A job interviewee who challenged the interviewer to arm wrestle.

A balding candidate who excused himself and then returned wearing a full hairpiece.

A candidate who wore headphones to the interview and, when asked to remove them, explained that she could listen to the interviewer and the music at the same time.

An applicant who interrupted the questioning to phone her therapist for advice.

A candidate who dozed off during the interview.

A candidate who muttered, "Would it be a problem if I'm angry most of the time?"

Now there's some folks carrying around some real baggage they would be better off losing.

How about you? How many extra pounds of grudges are you packing around? How many handbags of animosity? How many flightbags of resentment?
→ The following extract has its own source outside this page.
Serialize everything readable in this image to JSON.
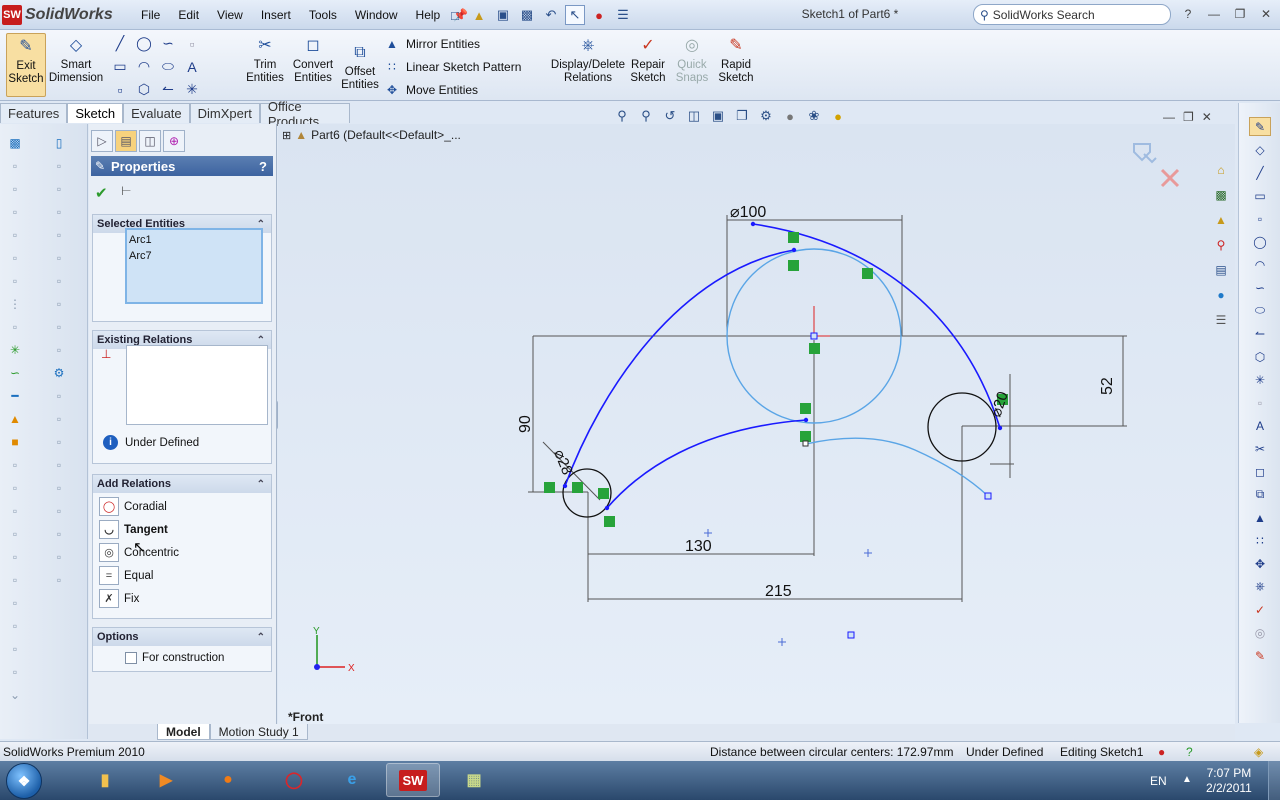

How many rolling bags packed with revenge?

Many of us feel compelled to make New Year's resolutions that we optimistically carry with us into the new year. But few of us stop and consider the load we already have packed and ready to go. The worst we can do is to take these bags bursting with old grudges, unforgiven acts or merciless attitudes with us into the new year.

Let's lose that luggage.

Besides, if one of your "resolutions" is the ever-popular commitment to lose weight, what better way to shed a few of the most unsightly of bumps and bulges any of us can carry around?